Warp Divergence and Control Flow

Traditional GPUs (Single Program Counter per Warp):
- Conditional Statements (if-else): Threads not satisfying the condition are disabled, leading to warp divergence.
- Only the active threads execute the corresponding branch.
- Threads are re-enabled/disabled as needed at each branch point.
- Limitations:
  - Inter-thread communication within a warp is not possible during divergence (waiting threads would stall the warp).
  - Performance is reduced due to idle threads and sequential execution of branches.
Newer GPUs (>= Volta) (Independent Program Counters):
- Each thread has its own program counter.
- GPU can interleave execution of different branches, improving utilization.
- Advantages:
  - Can hide memory latency by switching to other warps while one warp waits for memory access.
- Disadvantages:
  - Reconvergence of threads after divergence is not automatic.
  - Requires explicit synchronization using __syncwarp() to ensure all threads are at the same point before continuing.
Loop Divergence: Similar divergence occurs in loops with variable iteration counts across threads in a warp.

Achieving Good Occupancy

Occupancy: A measure of how well the GPU’s resources are utilized.
Goals:
- Keep all SMs busy.
- Maximize the number of active threads per SM.
- Minimize warp divergence.
- Avoid slow FP64 and INT64 operations (especially on consumer GPUs).
Strategies:
- Many Blocks: Utilize all available SMs.
- Optimal Block Size: Choose a power of two smaller than 512 (or a divisor of the maximum threads per SM) to maximize concurrent threads.
- Minimize Divergence:
  - Use conditional load/store instructions to avoid control flow divergence.
  - Structure code to minimize branching within warps.
- Avoid FP64/INT64: Use FP32/INT32 whenever possible for better performance.
Shared Memory and Registers:
- Excessive use of shared memory or registers can limit the number of threads scheduled per SM.
- Launch Bounds: Use __launch_bounds__ to advise the compiler about expected thread counts, allowing for better register allocation.
- Register Spills: If register usage exceeds the limit, variables are spilled to slower local memory, impacting performance.
Occupancy Calculation Tools:
- Previously: Excel sheets.
- Currently: NVIDIA Nsight Compute provides occupancy analysis.

Querying GPU Properties

PyTorch: torch.cuda.get_device_properties(device) provides basic properties (name, compute architecture, memory, processor count, registers per SM, max threads per SM).
CUDA C API: More detailed properties are available through the CUDA Runtime API.
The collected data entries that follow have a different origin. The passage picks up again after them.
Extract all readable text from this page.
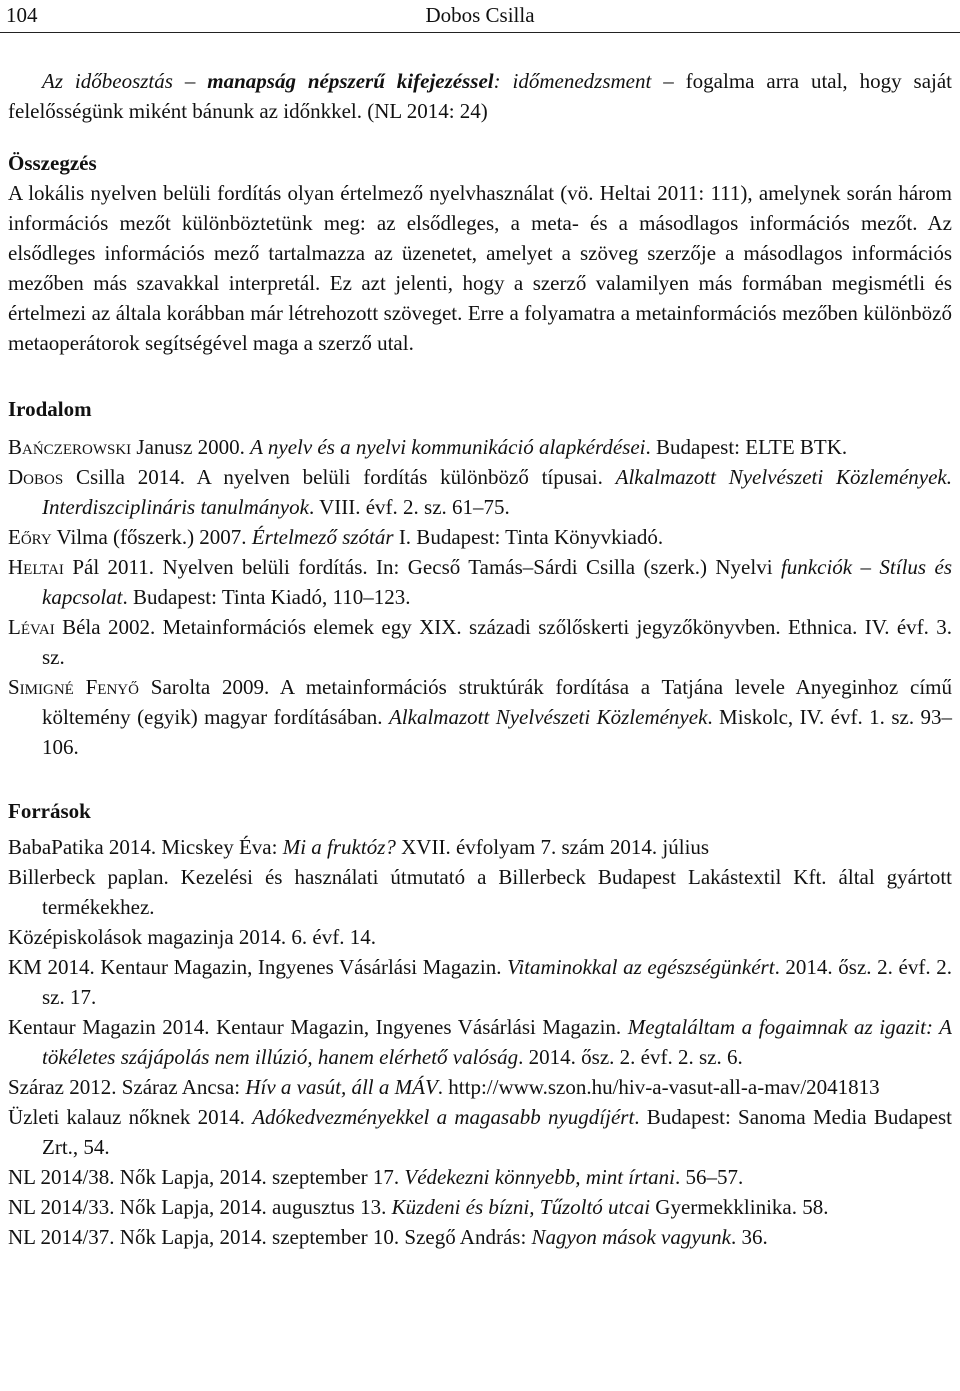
104	Dobos Csilla

Az időbeosztás – manapság népszerű kifejezéssel: időmenedzsment – fogalma arra utal, hogy saját felelősségünk miként bánunk az időnkkel. (NL 2014: 24)

Összegzés

A lokális nyelven belüli fordítás olyan értelmező nyelvhasználat (vö. Heltai 2011: 111), amelynek során három információs mezőt különböztetünk meg: az elsődleges, a meta- és a másodlagos információs mezőt. Az elsődleges információs mező tartalmazza az üzenetet, amelyet a szöveg szerzője a másodlagos információs mezőben más szavakkal interpretál. Ez azt jelenti, hogy a szerző valamilyen más formában megismétli és értelmezi az általa korábban már létrehozott szöveget. Erre a folyamatra a metainformációs mezőben különböző metaoperátorok segítségével maga a szerző utal.

Irodalom

Bańczerowski Janusz 2000. A nyelv és a nyelvi kommunikáció alapkérdései. Budapest: ELTE BTK.

Dobos Csilla 2014. A nyelven belüli fordítás különböző típusai. Alkalmazott Nyelvészeti Közlemények. Interdiszciplináris tanulmányok. VIII. évf. 2. sz. 61–75.

Eőry Vilma (főszerk.) 2007. Értelmező szótár I. Budapest: Tinta Könyvkiadó.

Heltai Pál 2011. Nyelven belüli fordítás. In: Gecső Tamás–Sárdi Csilla (szerk.) Nyelvi funkciók – Stílus és kapcsolat. Budapest: Tinta Kiadó, 110–123.

Lévai Béla 2002. Metainformációs elemek egy XIX. századi szőlőskerti jegyzőkönyvben. Ethnica. IV. évf. 3. sz.

Simigné Fenyő Sarolta 2009. A metainformációs struktúrák fordítása a Tatjána levele Anyeginhoz című költemény (egyik) magyar fordításában. Alkalmazott Nyelvészeti Közlemények. Miskolc, IV. évf. 1. sz. 93–106.

Források

BabaPatika 2014. Micskey Éva: Mi a fruktóz? XVII. évfolyam 7. szám 2014. július

Billerbeck paplan. Kezelési és használati útmutató a Billerbeck Budapest Lakástextil Kft. által gyártott termékekhez.

Középiskolások magazinja 2014. 6. évf. 14.

KM 2014. Kentaur Magazin, Ingyenes Vásárlási Magazin. Vitaminokkal az egészségünkért. 2014. ősz. 2. évf. 2. sz. 17.

Kentaur Magazin 2014. Kentaur Magazin, Ingyenes Vásárlási Magazin. Megtaláltam a fogaimnak az igazit: A tökéletes szájápolás nem illúzió, hanem elérhető valóság. 2014. ősz. 2. évf. 2. sz. 6.

Száraz 2012. Száraz Ancsa: Hív a vasút, áll a MÁV. http://www.szon.hu/hiv-a-vasut-all-a-mav/2041813

Üzleti kalauz nőknek 2014. Adókedvezményekkel a magasabb nyugdíjért. Budapest: Sanoma Media Budapest Zrt., 54.

NL 2014/38. Nők Lapja, 2014. szeptember 17. Védekezni könnyebb, mint írtani. 56–57.

NL 2014/33. Nők Lapja, 2014. augusztus 13. Küzdeni és bízni, Tűzoltó utcai Gyermekklinika. 58.

NL 2014/37. Nők Lapja, 2014. szeptember 10. Szegő András: Nagyon mások vagyunk. 36.
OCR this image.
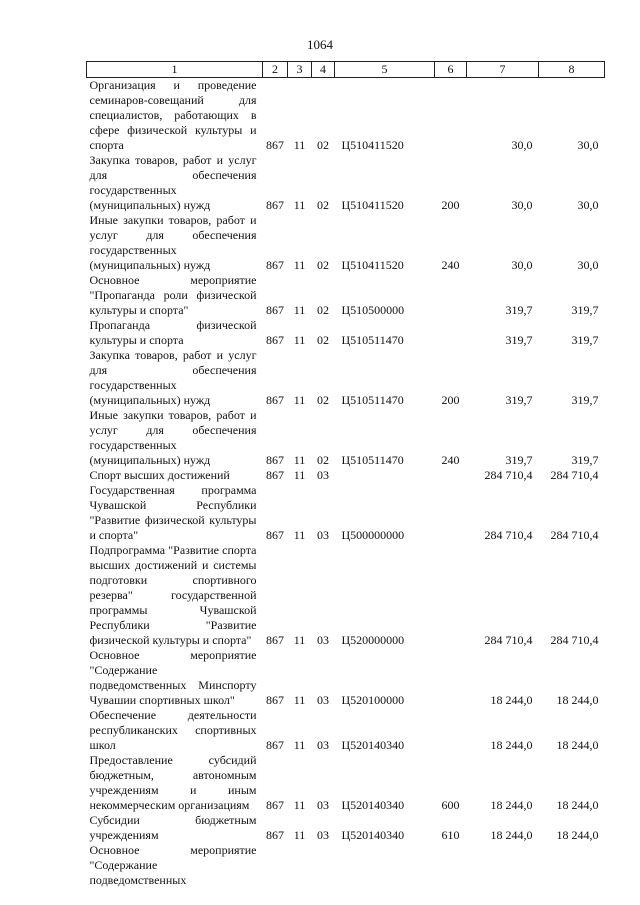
1064
1	2	3	4	5	6	7	8
Организация и проведение семинаров-совещаний для специалистов, работающих в сфере физической культуры и спорта	867	11	02	Ц510411520		30,0	30,0
Закупка товаров, работ и услуг для обеспечения государственных (муниципальных) нужд	867	11	02	Ц510411520	200	30,0	30,0
Иные закупки товаров, работ и услуг для обеспечения государственных (муниципальных) нужд	867	11	02	Ц510411520	240	30,0	30,0
Основное мероприятие "Пропаганда роли физической культуры и спорта"	867	11	02	Ц510500000		319,7	319,7
Пропаганда физической культуры и спорта	867	11	02	Ц510511470		319,7	319,7
Закупка товаров, работ и услуг для обеспечения государственных (муниципальных) нужд	867	11	02	Ц510511470	200	319,7	319,7
Иные закупки товаров, работ и услуг для обеспечения государственных (муниципальных) нужд	867	11	02	Ц510511470	240	319,7	319,7
Спорт высших достижений	867	11	03			284 710,4	284 710,4
Государственная программа Чувашской Республики "Развитие физической культуры и спорта"	867	11	03	Ц500000000		284 710,4	284 710,4
Подпрограмма "Развитие спорта высших достижений и системы подготовки спортивного резерва" государственной программы Чувашской Республики "Развитие физической культуры и спорта"	867	11	03	Ц520000000		284 710,4	284 710,4
Основное мероприятие "Содержание подведомственных Минспорту Чувашии спортивных школ"	867	11	03	Ц520100000		18 244,0	18 244,0
Обеспечение деятельности республиканских спортивных школ	867	11	03	Ц520140340		18 244,0	18 244,0
Предоставление субсидий бюджетным, автономным учреждениям и иным некоммерческим организациям	867	11	03	Ц520140340	600	18 244,0	18 244,0
Субсидии бюджетным учреждениям	867	11	03	Ц520140340	610	18 244,0	18 244,0
Основное мероприятие "Содержание подведомственных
Memory Architecture and Data Locality

Performance Bottlenecks

Memory Accesses: Often a major bottleneck in kernel performance.
Kernel Fusion: Combining multiple kernels into one can reduce memory transfers by avoiding intermediate reads and writes.
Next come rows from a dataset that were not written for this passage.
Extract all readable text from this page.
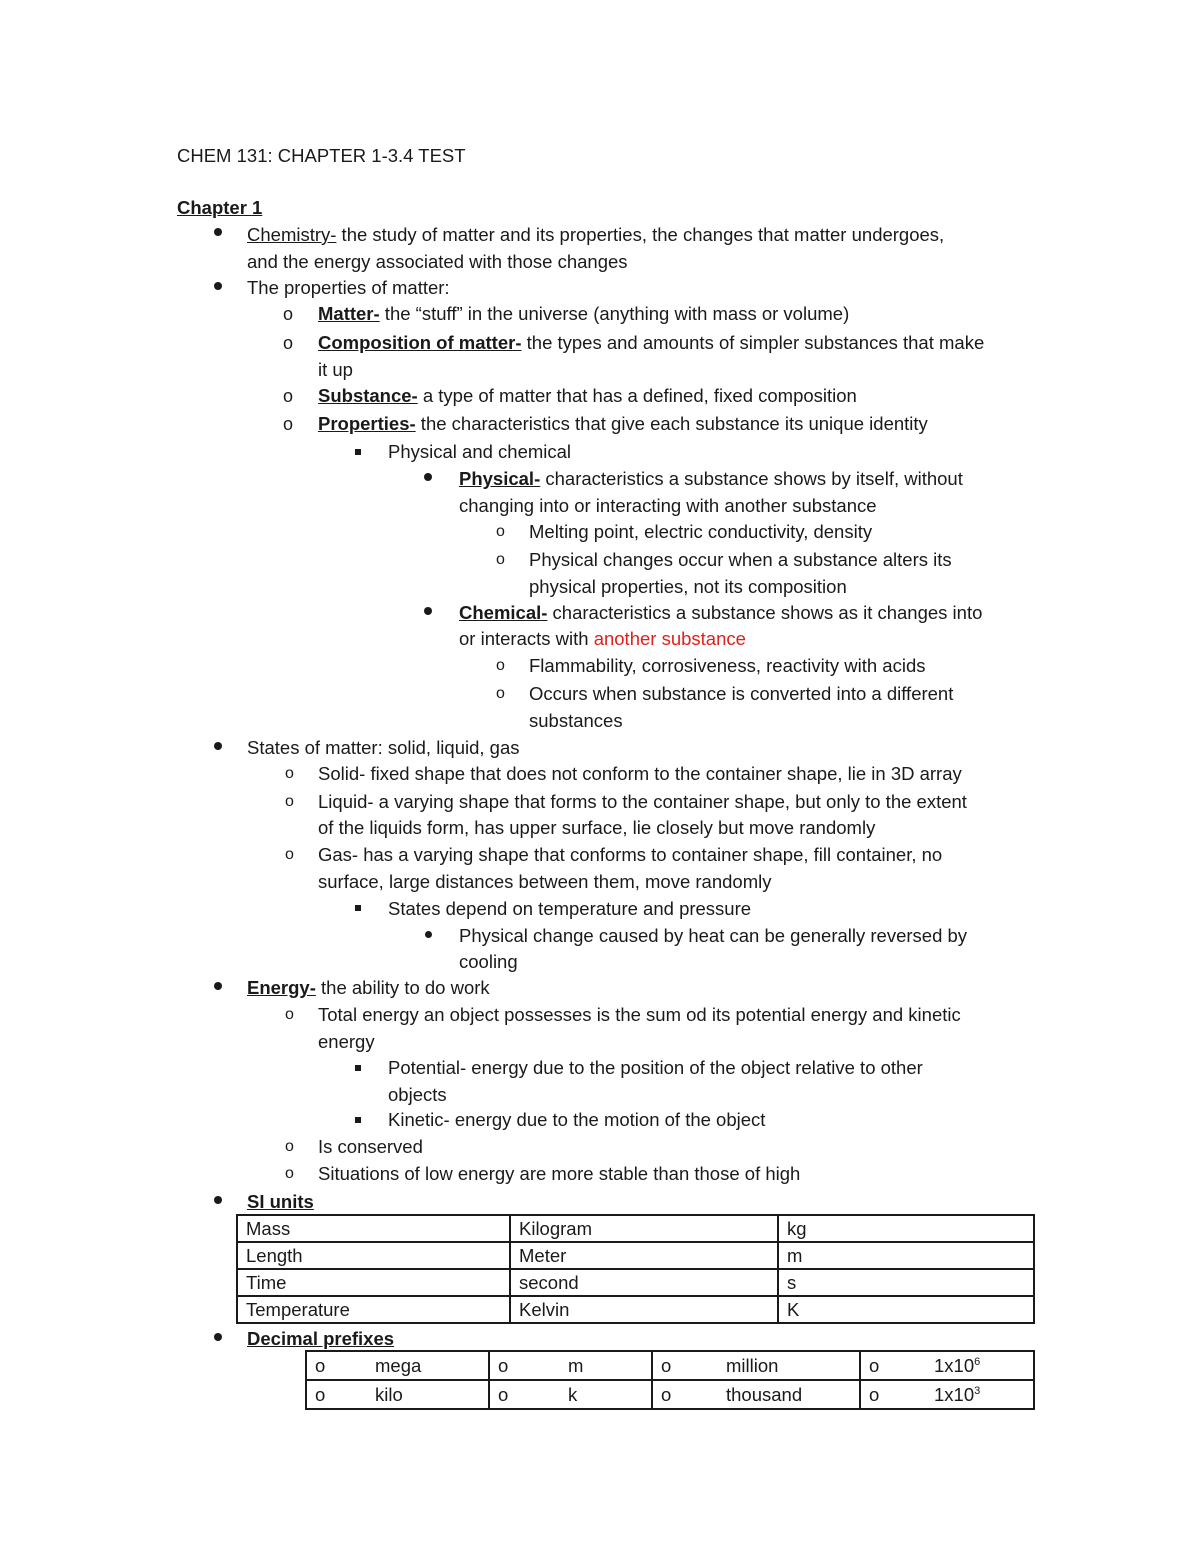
CHEM 131: CHAPTER 1-3.4 TEST
Chapter 1
Chemistry- the study of matter and its properties, the changes that matter undergoes,
and the energy associated with those changes
The properties of matter:
o Matter- the “stuff” in the universe (anything with mass or volume)
o Composition of matter- the types and amounts of simpler substances that make
it up
o Substance- a type of matter that has a defined, fixed composition
o Properties- the characteristics that give each substance its unique identity
Physical and chemical
Physical- characteristics a substance shows by itself, without
changing into or interacting with another substance
o Melting point, electric conductivity, density
o Physical changes occur when a substance alters its
physical properties, not its composition
Chemical- characteristics a substance shows as it changes into
or interacts with another substance
o Flammability, corrosiveness, reactivity with acids
o Occurs when substance is converted into a different
substances
States of matter: solid, liquid, gas
o Solid- fixed shape that does not conform to the container shape, lie in 3D array
o Liquid- a varying shape that forms to the container shape, but only to the extent
of the liquids form, has upper surface, lie closely but move randomly
o Gas- has a varying shape that conforms to container shape, fill container, no
surface, large distances between them, move randomly
States depend on temperature and pressure
Physical change caused by heat can be generally reversed by
cooling
Energy- the ability to do work
o Total energy an object possesses is the sum od its potential energy and kinetic
energy
Potential- energy due to the position of the object relative to other
objects
Kinetic- energy due to the motion of the object
o Is conserved
o Situations of low energy are more stable than those of high
SI units
Mass	Kilogram	kg
Length	Meter	m
Time	second	s
Temperature	Kelvin	K
Decimal prefixes
o mega	o m	o million	o $1x10^6$
o kilo	o k	o thousand	o $1x10^3$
PyTorch Performance Breakdown

High-Level:
- Python processing.
- Data administrative overhead (tensor allocation, etc.).
- Data acquisition.
- GPU computation.
Data Acquisition: Often a significant bottleneck if not optimized.
GPU Computation:
- Fixed costs (kernel launches).
- Memory accesses (reading inputs, writing outputs).
- Actual computation (influenced by occupancy).
Rules of Thumb:
- As long as you don’t have close to 100% GPU utilization in nvidia-smi, work on data acquisition etc.
- As long as you have Tensors with a few 100s of elements, “Python is slow” and data administrative over head is single digit percentages.
- Algorithms also matter (parallel algorithms in the following chapters)
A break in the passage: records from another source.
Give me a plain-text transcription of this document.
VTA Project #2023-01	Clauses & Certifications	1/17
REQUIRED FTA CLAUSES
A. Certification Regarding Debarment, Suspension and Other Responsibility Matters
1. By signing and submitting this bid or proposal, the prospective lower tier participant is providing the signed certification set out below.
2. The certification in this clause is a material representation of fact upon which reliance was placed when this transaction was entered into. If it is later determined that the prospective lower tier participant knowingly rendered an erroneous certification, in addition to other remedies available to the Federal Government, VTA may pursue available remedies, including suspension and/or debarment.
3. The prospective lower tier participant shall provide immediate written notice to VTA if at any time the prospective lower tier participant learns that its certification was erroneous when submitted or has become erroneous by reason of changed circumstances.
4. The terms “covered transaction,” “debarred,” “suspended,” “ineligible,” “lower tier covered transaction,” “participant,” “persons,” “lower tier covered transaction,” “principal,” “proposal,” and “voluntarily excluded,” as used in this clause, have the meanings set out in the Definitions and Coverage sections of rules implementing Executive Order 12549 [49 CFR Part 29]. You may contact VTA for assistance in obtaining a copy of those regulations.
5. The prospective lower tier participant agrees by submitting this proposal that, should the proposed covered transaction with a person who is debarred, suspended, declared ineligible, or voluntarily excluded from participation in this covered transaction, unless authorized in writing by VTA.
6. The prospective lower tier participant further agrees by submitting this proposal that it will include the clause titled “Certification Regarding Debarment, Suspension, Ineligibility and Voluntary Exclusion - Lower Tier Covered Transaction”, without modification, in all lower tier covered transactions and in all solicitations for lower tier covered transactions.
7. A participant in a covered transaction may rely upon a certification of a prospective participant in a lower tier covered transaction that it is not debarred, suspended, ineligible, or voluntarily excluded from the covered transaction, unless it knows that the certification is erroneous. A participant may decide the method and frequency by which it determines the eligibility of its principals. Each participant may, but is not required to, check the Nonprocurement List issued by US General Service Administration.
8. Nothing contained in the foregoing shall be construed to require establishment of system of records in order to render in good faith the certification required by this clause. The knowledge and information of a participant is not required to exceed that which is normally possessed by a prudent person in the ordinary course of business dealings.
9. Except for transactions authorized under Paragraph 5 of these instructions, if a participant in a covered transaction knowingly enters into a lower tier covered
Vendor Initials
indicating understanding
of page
Memory Access as a Bottleneck

Eager PyTorch: Typically loads inputs, computes, and stores outputs for each operation.
Fusion Benefits: Reduces memory transfers by combining multiple operations into a single kernel.
PyTorch JIT:
- First generation: Fused point-wise operations.
- Second generation (NVFuser): Added support for contractions.
NVFuser:
- Evolved beyond PyTorch.
- Active git repository with ongoing development.
  - GitHub Repository: https://github.com/NVIDIA/Fuser
Inductor and Triton: Support more complex operations through a specialized language and templates.
Flash Attention: Minimizes global memory accesses by leveraging shared memory effectively.

Flash Attention Example

Paper: FlashAttention: Fast and Memory-Efficient Exact Attention with IO-Awareness
Figure: (from the Flash Attention paper) Shows the relative speeds of different memory types.
- High Bandwidth Memory (HBM): 1.5 TB/s (900 GB/s on the RTX 3090).
- Shared Memory: More than 10x faster than HBM.
- Shared Memory Limitation: Significantly smaller capacity (0.2% of global memory).
Goal: Minimize global memory accesses and maximize shared memory usage.

Kernel Fusion Example: Approximated Gelu

Approximated Gelu Formula: (from PyTorch documentation) Uses tanh for an approximation of the Gaussian error linear unit (GELU) activation function. \[ \text{GELU}(x) = 0.5 * x * (1 + \text{Tanh}(\sqrt{2 / \pi} * (x + 0.044715 * x^3))) \]

PyTorch Implementation: Highly optimized, around 13.3 microseconds.

%timeit torch.nn.functional.gelu(x, approximate='tanh'); torch.cuda.synchronize()

13.3 μs ± 331 ns per loop (mean ± std. dev. of 7 runs, 100,000 loops each)

Naive Implementation:

def gelu(x):
    """
    Compute the Gaussian Error Linear Unit (GELU) activation function.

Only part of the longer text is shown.